One change to healthcare system may be coming, and it's one many small business owners would not like. Senator Ted Kennedy recently introduced a bill –the Healthy Families Act– that would implement a mandatory sick leave law and require employees to receive at least 7 paid sick days per year. In the House, the mandatory sick leave law introduced by Rep. Rosa DeLauro is called HR 2460.
The Act would require businesses with more than 15 employees to grant no less than one hour of paid sick leave per every 30 hours worked, up to a total of 7 paid sick days per year. Employees would be eligible to use paid sick leave after 60 days.
Employees could use the sick leave for their own illness, for preventive care, to care for a child, parent, spouse or "any other individual related by blood or affinity whose close association with the employee is the equivalent of a family relationship.", or to seek medical or legal assistance relating to domestic violence, sexual assault, or stalking.

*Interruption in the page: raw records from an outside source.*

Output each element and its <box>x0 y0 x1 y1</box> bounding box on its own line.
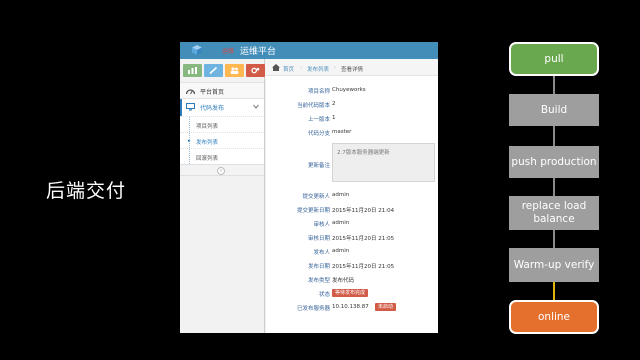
sidebar-item-home[interactable]: 平台首页 <box>180 82 264 98</box>
detail-value: 1 <box>332 115 336 121</box>
breadcrumb-releases-link[interactable]: 发布列表 <box>307 65 329 73</box>
sidebar-subitem-label: 回滚列表 <box>196 156 219 162</box>
detail-row-publish-date: 发布日期 2015年11月20日 21:05 <box>266 258 438 272</box>
detail-row-previous-version: 上一版本 1 <box>266 111 438 125</box>
update-notes-textarea[interactable]: 2.7版本服务器端更新 <box>332 143 435 182</box>
sidebar-item-label: 平台首页 <box>200 89 225 96</box>
detail-value: admin <box>332 192 350 198</box>
chart-shortcut-button[interactable] <box>183 64 202 77</box>
breadcrumb: 首页 › 发布列表 › 查看详情 <box>266 59 438 76</box>
main-content: 首页 › 发布列表 › 查看详情 项目名称 Chuyeworks 当前代码版本 … <box>266 59 438 333</box>
detail-value: master <box>332 129 352 135</box>
ops-platform-screenshot: 运维 运维平台 平台首页 代码发布 项目列表 ▸ 发布列表 回滚列表 « 首页 … <box>180 42 438 333</box>
slide-title: 后端交付 <box>46 180 127 202</box>
users-shortcut-button[interactable] <box>225 64 244 77</box>
detail-value: 10.10.138.87 <box>332 304 369 310</box>
detail-label: 提交更新日期 <box>296 208 330 214</box>
detail-label: 发布人 <box>313 250 330 256</box>
sidebar-subitem-releases[interactable]: ▸ 发布列表 <box>180 132 264 148</box>
detail-value: 2 <box>332 101 336 107</box>
sidebar-subitem-label: 发布列表 <box>196 140 219 146</box>
breadcrumb-separator: › <box>334 65 337 71</box>
detail-row-current-version: 当前代码版本 2 <box>266 97 438 111</box>
detail-value: admin <box>332 220 350 226</box>
detail-value: 发布代码 <box>332 278 355 284</box>
status-badge: 等待发布完成 <box>332 289 369 297</box>
detail-value: 2015年11月20日 21:05 <box>332 236 395 242</box>
detail-row-reviewer: 审核人 admin <box>266 216 438 230</box>
detail-value: 2015年11月20日 21:05 <box>332 264 395 270</box>
sidebar-subitem-rollbacks[interactable]: 回滚列表 <box>180 148 264 164</box>
flow-connector-final <box>553 282 555 300</box>
home-icon <box>272 64 280 71</box>
cogs-shortcut-button[interactable] <box>246 64 265 77</box>
flow-step-label: replace load balance <box>521 200 587 225</box>
detail-row-review-date: 审核日期 2015年11月20日 21:05 <box>266 230 438 244</box>
detail-row-submitter: 提交更新人 admin <box>266 188 438 202</box>
breadcrumb-current: 查看详情 <box>341 67 364 73</box>
detail-label: 发布日期 <box>307 264 330 270</box>
detail-value: admin <box>332 248 350 254</box>
pencil-shortcut-button[interactable] <box>204 64 223 77</box>
sidebar-subitem-label: 项目列表 <box>196 124 219 130</box>
flow-connector <box>553 230 555 248</box>
detail-row-publisher: 发布人 admin <box>266 244 438 258</box>
sidebar-item-deploy[interactable]: 代码发布 <box>180 98 264 117</box>
detail-label: 更新备注 <box>307 163 330 169</box>
sidebar-collapse-bar: « <box>180 164 264 176</box>
desktop-icon <box>186 103 195 111</box>
flow-step-pull: pull <box>509 42 599 76</box>
detail-label: 发布类型 <box>307 278 330 284</box>
sidebar-item-label: 代码发布 <box>200 105 225 112</box>
pencil-icon <box>209 67 218 74</box>
app-title[interactable]: 运维平台 <box>240 44 276 57</box>
breadcrumb-separator: › <box>300 65 303 71</box>
breadcrumb-home-link[interactable]: 首页 <box>283 65 294 73</box>
flow-connector <box>553 126 555 146</box>
detail-value: Chuyeworks <box>332 87 366 93</box>
detail-label: 已发布服务器 <box>296 306 330 312</box>
detail-row-publish-type: 发布类型 发布代码 <box>266 272 438 286</box>
server-status-badge: 未启动 <box>375 303 397 311</box>
detail-row-project: 项目名称 Chuyeworks <box>266 83 438 97</box>
detail-row-servers: 已发布服务器 10.10.138.87 未启动 <box>266 300 438 314</box>
detail-label: 代码分支 <box>307 131 330 137</box>
detail-label: 状态 <box>318 292 330 298</box>
flow-connector <box>553 178 555 196</box>
detail-row-submit-date: 提交更新日期 2015年11月20日 21:04 <box>266 202 438 216</box>
detail-label: 提交更新人 <box>302 194 330 200</box>
flow-step-push-production: push production <box>509 146 599 178</box>
app-header: 运维 运维平台 <box>180 42 438 59</box>
caret-right-icon: ▸ <box>188 138 191 144</box>
flow-step-warmup-verify: Warm-up verify <box>509 248 599 282</box>
cube-logo-icon <box>192 45 202 55</box>
chart-icon <box>188 67 197 74</box>
collapse-sidebar-button[interactable]: « <box>217 167 225 175</box>
flow-step-replace-load-balance: replace load balance <box>509 196 599 230</box>
sidebar-submenu: 项目列表 ▸ 发布列表 回滚列表 <box>180 116 264 164</box>
detail-label: 当前代码版本 <box>296 103 330 109</box>
detail-row-status: 状态 等待发布完成 <box>266 286 438 300</box>
users-icon <box>230 67 239 74</box>
dashboard-icon <box>186 89 195 95</box>
sidebar: 平台首页 代码发布 项目列表 ▸ 发布列表 回滚列表 « <box>180 59 265 333</box>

The Times notes that similar legislation was attempted repeatedly during the Bush administration. The current bill's preamble notes that more than half private sector employees, and a vast majority of low wage workers have no paid sick leave, requiring them to choose between losing pay (and perhaps losing a job) and caring for themselves or their family.
The latest statistics show that more than half private sector employees and a vast majority of low wage workers have no sick leave. They must choose between losing pay (and perhaps losing a job) and caring for themselves or their family.
Business groups are vowing to block the legislation, arguing that the recession makes this an inopportune time to create a new mandate that they say would raise costs for employers. Supporters, on the other hand, say the legislation is especially timely now, given the swine flu epidemic.
San Francisco and Washington D.C. already require paid sick leave, and Milwaukee as well as many states are currently considering doing so as well. In addition, the legislatures of some other states, including Connecticut and Massachusetts, are debating similar measures.